The consumer price index just won’t stop moving. Analysts had forecast January’s figure of 9.1% to be inexorable, but it has now been beaten to 9.7%. This cold shower relating to inflation does not seem to have worried the markets much.
The effect of the Russia-Ukraine crisis
The news did not go unnoticed and the Fed is heading for a 50-point (0.50) correction in March, but the mood is high in the Nasdaq and S&P 500 thanks to news from the East.
The Kremlin, in fact, through its defence minister, has announced that the forces deployed in the southern and western military districts mobilized for war exercises on the border with Kiev are returning to their bases.
The news came as a breath of fresh air and the Dow Jones immediately took advantage of it to recover 300 points to just under 35,000 points while the S&P 500 gained 1.15 and the Nasdaq reached 14,000 points.
US futures also enjoyed the news as they expected the two superpowers (Russia and the US) to settle their differences over Ukraine, which is on Europe’s doorstep.

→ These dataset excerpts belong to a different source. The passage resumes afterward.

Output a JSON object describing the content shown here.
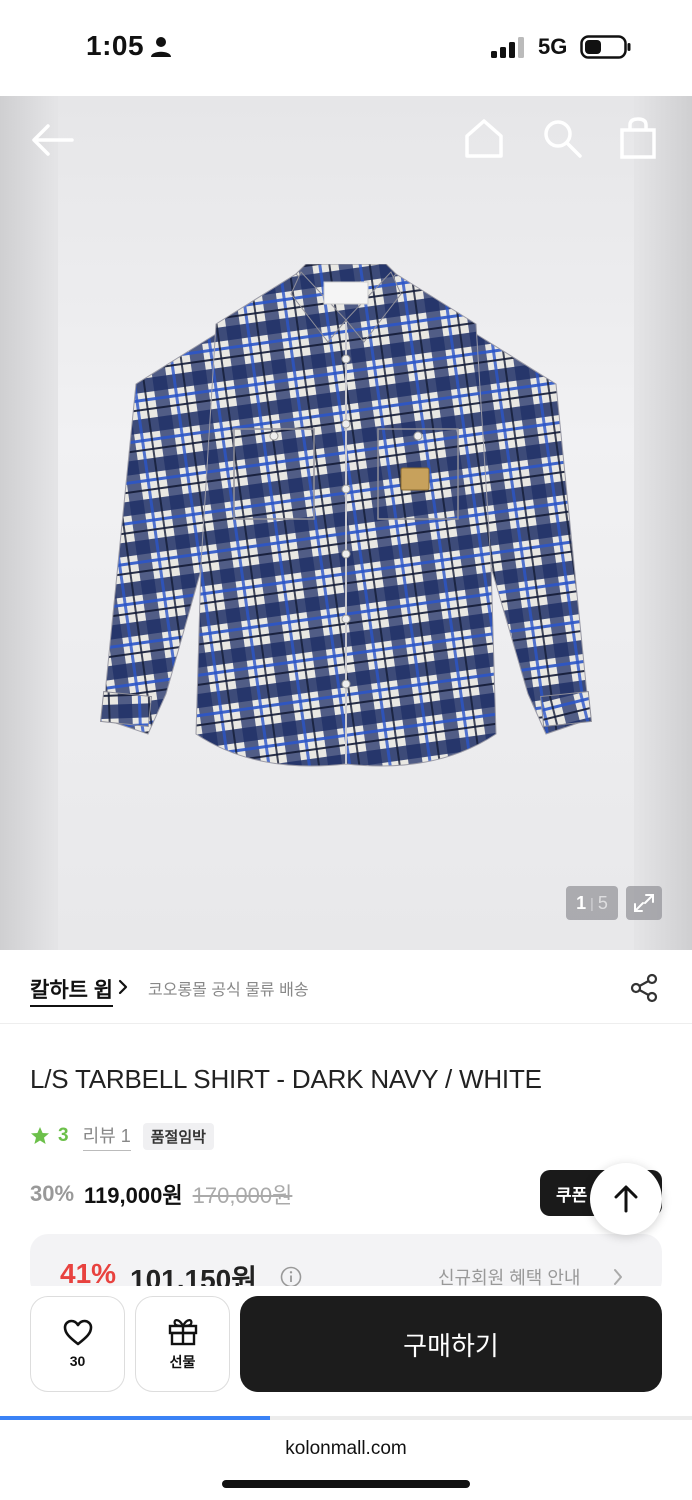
{
  "status_bar": {
    "time": "1:05",
    "network": "5G"
  },
  "hero": {
    "image_index": "1",
    "image_total": "5",
    "image_alt": "plaid long sleeve shirt"
  },
  "brand": {
    "name": "칼하트 윕",
    "note": "코오롱몰 공식 물류 배송"
  },
  "product": {
    "title": "L/S TARBELL SHIRT - DARK NAVY / WHITE",
    "rating": "3",
    "review_label": "리뷰 1",
    "stock_badge": "품절임박",
    "discount_rate": "30%",
    "price": "119,000원",
    "original_price": "170,000원",
    "coupon_label": "쿠폰"
  },
  "member_offer": {
    "discount_rate": "41%",
    "price": "101,150원",
    "link_label": "신규회원 혜택 안내"
  },
  "actions": {
    "like_count": "30",
    "gift_label": "선물",
    "buy_label": "구매하기"
  },
  "browser": {
    "url": "kolonmall.com",
    "load_progress": 0.39
  },
  "colors": {
    "accent_green": "#6cc04a",
    "member_red": "#e8423f",
    "primary_dark": "#1c1c1c",
    "progress_blue": "#3a82f6"
  },
  "icons": [
    "person-icon",
    "signal-icon",
    "battery-icon",
    "back-arrow-icon",
    "home-icon",
    "search-icon",
    "shopping-bag-icon",
    "expand-icon",
    "chevron-right-icon",
    "share-icon",
    "star-icon",
    "arrow-up-icon",
    "info-icon",
    "heart-icon",
    "gift-icon"
  ]
}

The price of oil fell by around 4% in the Big Apple and Nasdaq’s big tech companies were buying heavily in this climate of serenity, including Tesla and Netflix.

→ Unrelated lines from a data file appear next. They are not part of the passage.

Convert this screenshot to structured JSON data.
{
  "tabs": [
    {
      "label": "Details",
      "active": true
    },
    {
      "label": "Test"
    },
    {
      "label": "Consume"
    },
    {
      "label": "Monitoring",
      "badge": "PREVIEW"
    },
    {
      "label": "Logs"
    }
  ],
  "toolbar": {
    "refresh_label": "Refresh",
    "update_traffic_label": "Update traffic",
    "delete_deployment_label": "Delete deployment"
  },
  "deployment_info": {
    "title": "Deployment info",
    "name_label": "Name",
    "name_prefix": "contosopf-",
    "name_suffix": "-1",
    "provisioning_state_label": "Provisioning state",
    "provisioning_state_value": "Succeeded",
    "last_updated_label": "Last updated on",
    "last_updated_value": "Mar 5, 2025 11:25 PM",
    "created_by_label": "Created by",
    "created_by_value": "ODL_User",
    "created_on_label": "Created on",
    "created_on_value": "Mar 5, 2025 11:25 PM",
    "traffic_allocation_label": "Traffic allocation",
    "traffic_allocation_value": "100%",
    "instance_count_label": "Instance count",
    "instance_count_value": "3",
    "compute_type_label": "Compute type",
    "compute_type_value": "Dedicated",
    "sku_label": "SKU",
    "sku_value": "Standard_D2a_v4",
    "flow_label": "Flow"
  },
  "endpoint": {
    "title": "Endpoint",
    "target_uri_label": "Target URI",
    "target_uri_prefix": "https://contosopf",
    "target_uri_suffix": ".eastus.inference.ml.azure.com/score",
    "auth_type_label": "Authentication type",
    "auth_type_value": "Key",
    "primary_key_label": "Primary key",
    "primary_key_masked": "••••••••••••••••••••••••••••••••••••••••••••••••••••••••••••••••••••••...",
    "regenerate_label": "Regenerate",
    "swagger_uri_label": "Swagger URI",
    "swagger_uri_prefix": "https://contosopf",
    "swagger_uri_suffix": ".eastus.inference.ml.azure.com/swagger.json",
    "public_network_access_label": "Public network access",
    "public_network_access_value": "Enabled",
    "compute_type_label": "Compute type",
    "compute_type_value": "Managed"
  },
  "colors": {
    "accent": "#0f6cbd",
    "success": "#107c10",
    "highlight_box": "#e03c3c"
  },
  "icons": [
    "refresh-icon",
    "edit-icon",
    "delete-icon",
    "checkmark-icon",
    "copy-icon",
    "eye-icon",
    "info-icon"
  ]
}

Ryan Detrick of LPL Financial suggested in an interview with CNBC that the combination of the easing of the possibility of war in Ukraine, which could have a global reach, together with the news of an 80% drop in the number of Covid cases in the US since the peak in January, had caused markets to turn green in the belief that the policy of reopening the economy will continue and that consumption will also help the already battered economy.
Even in Russia, markets were positive following Lavrov’s (Moscow’s defence minister) statements, with the VanEck ETF, an American fund investing in the shares of Russia’s most highly capitalized companies, gaining as much as 5%.

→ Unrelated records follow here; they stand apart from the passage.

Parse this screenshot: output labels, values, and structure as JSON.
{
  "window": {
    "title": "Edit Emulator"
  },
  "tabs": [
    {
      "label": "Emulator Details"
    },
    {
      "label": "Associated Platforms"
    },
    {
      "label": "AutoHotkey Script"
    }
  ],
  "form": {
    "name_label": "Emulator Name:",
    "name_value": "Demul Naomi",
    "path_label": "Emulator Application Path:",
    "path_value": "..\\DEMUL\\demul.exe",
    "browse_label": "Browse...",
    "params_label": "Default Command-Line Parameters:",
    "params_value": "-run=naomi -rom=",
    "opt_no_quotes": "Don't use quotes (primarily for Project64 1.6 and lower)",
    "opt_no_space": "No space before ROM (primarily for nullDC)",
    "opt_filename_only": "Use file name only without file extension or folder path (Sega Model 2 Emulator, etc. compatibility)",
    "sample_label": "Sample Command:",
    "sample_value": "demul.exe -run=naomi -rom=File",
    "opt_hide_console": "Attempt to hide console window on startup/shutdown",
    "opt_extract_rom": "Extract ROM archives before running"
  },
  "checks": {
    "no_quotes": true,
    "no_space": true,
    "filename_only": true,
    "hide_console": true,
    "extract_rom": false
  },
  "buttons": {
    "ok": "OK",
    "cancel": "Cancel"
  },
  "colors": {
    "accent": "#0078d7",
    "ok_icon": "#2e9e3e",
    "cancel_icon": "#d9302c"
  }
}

The retreat of the Russian forces does not seem so certain. It is feared to be a strategy for a future invasion, a sort of surprise effect. Only time will tell if this is the case. In the meantime, the markets have benefited from the good news.
Inflation and markets, caution remains high
In short, the bad news on inflation has not yet had the better of the situation and this has kept the markets up.
Looking to the future, we should keep an eye on core inflation, i.e. the basket without food and energy, which stands at 8.3% on an annual basis, as it is held in high regard by economists because it avoids the effect of volatility, as well as the value without food, energy and commercial services, which reaches 6.9% on an annual basis.
The bottom line is not to lose control, investors must remain as calm as possible. The next appointment has been set by the US central bank for March, when it will begin an aggressive policy against the sacred monster of inflation, but in the meantime, it was a priority to avert war between the two major nuclear powers for the good of all, and of course the markets.